What I'm saying is that there is no safe acceptable levels of 'electricity',
sufficient that we are clear of health hazards. The simple mental model I
carry of the danger aspect, is first to say that DC is worse than AC (DC
*will* lock muscles up).
Secondly, look at the voltage level as meaning nothing in itself until
the pressure builds up sufficiently for some body current to flow. The
current is the actual killer but requires a voltage to drive it through the
body. If conditions are right then a lethal voltage may be 10V or 100kV.
Thirdly, to cause damage, some current actually needs to be available
to back up the voltage (i.e low impedance source).
A mains powered strobe scores highly on all these points. I'd never tell new
starters not to build this kind of strobe or a 20kV laser ect, cos' that's
where we all start, we also need a few (safe) jolts to build a sense of
respect. I do say though, that the safety aspects always need clearly
pointing out in the first instance.

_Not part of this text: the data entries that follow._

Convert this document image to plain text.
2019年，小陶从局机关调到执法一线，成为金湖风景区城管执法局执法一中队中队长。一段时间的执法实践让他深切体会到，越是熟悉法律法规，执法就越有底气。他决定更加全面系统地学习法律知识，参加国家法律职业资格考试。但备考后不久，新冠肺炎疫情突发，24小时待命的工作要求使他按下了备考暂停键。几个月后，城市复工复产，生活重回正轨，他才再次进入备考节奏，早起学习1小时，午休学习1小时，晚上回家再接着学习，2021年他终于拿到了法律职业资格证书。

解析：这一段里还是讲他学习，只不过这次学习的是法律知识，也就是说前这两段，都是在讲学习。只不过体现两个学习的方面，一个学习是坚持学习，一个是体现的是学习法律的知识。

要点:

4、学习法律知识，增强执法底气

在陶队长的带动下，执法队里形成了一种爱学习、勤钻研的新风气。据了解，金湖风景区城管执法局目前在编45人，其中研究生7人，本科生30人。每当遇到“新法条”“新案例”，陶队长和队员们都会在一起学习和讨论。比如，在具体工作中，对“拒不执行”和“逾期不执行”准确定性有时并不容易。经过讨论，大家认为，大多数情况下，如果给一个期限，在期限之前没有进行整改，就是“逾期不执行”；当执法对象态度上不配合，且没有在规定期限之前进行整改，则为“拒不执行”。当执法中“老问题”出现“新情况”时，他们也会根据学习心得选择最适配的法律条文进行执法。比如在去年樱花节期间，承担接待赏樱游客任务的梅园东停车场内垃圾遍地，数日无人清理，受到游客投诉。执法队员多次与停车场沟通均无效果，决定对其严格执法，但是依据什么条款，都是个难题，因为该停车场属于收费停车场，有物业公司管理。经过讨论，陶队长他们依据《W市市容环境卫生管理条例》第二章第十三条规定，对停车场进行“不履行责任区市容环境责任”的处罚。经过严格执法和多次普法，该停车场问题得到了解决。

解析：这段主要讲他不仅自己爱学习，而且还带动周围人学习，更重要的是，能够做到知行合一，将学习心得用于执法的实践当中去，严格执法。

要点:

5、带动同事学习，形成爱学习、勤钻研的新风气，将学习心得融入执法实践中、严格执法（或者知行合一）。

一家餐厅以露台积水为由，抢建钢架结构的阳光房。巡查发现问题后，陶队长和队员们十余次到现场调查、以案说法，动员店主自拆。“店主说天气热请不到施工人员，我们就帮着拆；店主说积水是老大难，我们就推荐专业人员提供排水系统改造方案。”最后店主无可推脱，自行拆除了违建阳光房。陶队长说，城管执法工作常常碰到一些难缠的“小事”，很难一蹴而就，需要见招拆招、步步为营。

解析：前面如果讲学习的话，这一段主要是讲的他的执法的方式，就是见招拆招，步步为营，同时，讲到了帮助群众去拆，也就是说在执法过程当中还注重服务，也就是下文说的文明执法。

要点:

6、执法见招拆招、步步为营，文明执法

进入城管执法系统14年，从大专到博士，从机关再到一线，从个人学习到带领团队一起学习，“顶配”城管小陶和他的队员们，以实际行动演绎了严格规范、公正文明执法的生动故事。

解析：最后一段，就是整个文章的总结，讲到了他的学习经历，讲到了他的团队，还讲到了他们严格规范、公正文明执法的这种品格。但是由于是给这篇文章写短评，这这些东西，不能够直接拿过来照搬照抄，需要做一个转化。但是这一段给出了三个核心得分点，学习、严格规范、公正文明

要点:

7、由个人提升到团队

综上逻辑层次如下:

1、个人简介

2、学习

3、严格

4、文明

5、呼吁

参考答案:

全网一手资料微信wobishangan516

Something like a skull and crossbones
can work wonders.
I reckon we've both always had a basic (healthy!) respect for this
elektrickery stuff which is a one reason why we've survived. I know the
chances of electrocution are low, but death is a bit final and not really
like a crushed finger.
I'm a bit wary that this 'respect' doesn't always seem to be the case
nowadays with new starters and considering some of the bold adventurers who
ask starter questions on building Xray power supplies I feel the more
supplied safety info the better. (don't stop 'em, just inform 'em). It's
their fault if they then end up as stiffs!.